Postrationalism

"Postrationalism" is our reaction against some of the silliness of modern conceptions of "rationality", while keeping the strong emphasis on correct thinking, skeptical evidence-based inquiry, and field performance as the final test of ways of thinking. Postrationalists tend to be concerned with matters of social psychology and how societies work more than traditional rationalists. Let's explore some of the issues postrationalism addresses:

Propositional belief is too narrow of a concept to model all desirable cognitive content. It is better to think in terms of a general continuum of forms of cognitive content: memories, models, heuristics, skills, procedures, habits, and such, with truth as a sometimes-applicable proxy for usefulness rather than an always-applicable end in itself.

Ideas about what's important and valuable are usually thought of as fundamental truths or moral axioms, but are often better modelled as shifting social fictions, local residue of larger-than-human social phenomena, tribal markers, and so on.

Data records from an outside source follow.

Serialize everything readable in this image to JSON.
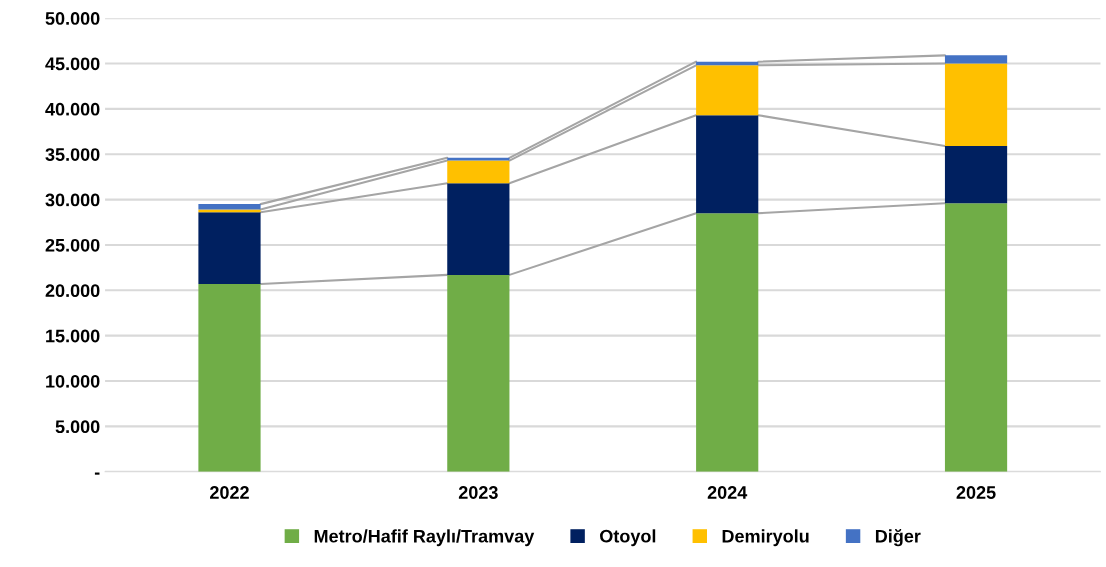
{
  "chart_data": {
    "type": "bar",
    "stacked": true,
    "categories": [
      "2022",
      "2023",
      "2024",
      "2025"
    ],
    "series": [
      {
        "name": "Metro/Hafif Raylı/Tramvay",
        "color": "#70ad47",
        "values": [
          20700,
          21700,
          28500,
          29600
        ]
      },
      {
        "name": "Otoyol",
        "color": "#002060",
        "values": [
          7900,
          10100,
          10800,
          6300
        ]
      },
      {
        "name": "Demiryolu",
        "color": "#ffc000",
        "values": [
          300,
          2500,
          5500,
          9100
        ]
      },
      {
        "name": "Diğer",
        "color": "#4472c4",
        "values": [
          600,
          300,
          400,
          900
        ]
      }
    ],
    "ylim": [
      0,
      50000
    ],
    "yticks": [
      {
        "value": 0,
        "label": "-"
      },
      {
        "value": 5000,
        "label": "5.000"
      },
      {
        "value": 10000,
        "label": "10.000"
      },
      {
        "value": 15000,
        "label": "15.000"
      },
      {
        "value": 20000,
        "label": "20.000"
      },
      {
        "value": 25000,
        "label": "25.000"
      },
      {
        "value": 30000,
        "label": "30.000"
      },
      {
        "value": 35000,
        "label": "35.000"
      },
      {
        "value": 40000,
        "label": "40.000"
      },
      {
        "value": 45000,
        "label": "45.000"
      },
      {
        "value": 50000,
        "label": "50.000"
      }
    ],
    "grid": "y",
    "legend": "bottom"
  }
}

Some rationalists have a reductionistic and mechanistic theory of mind. They see the mind made up of a patchwork of domain-specific biased heuristic algorithms which can be individually outsmarted and hacked for "debiasing". While the mind is ultimately a reducible machine, it is complex, poorly understood, very clever, and designed to work as a purposeful whole. You generally can't outsmart your mind. It is therefore better to treat the mind as a holistic and teleological black box system, and deal with it on its own terms; experience, intuitively understandable evidence, good ideas and arguments, and actual incentives. The mind is already well-tuned by evolution, and can only become wiser with lots of specific knowledge and experience, rather than more rational with a few high-impact cognitive hacks.

We can't really replace common sense and intuition as the basis of reasoning. Attempts to virtualize more "correct" principles of reasoning from math and cognitive science in explicit deliberative reasoning are unrealistic folly. We can learn useful metaphors from theory, and use mathematical tools, but theory cannot be the ultimate foundation of our cognition; practical reasoning is either based on reasonable common sense, or bogus.

Additionally, postrationalists have an appreciation for tradition, ritual, modes of experience beyond detached skepticism, "non-rational" sociopsychological phenomena, and other things traditionally rejected by skeptics and rationalists.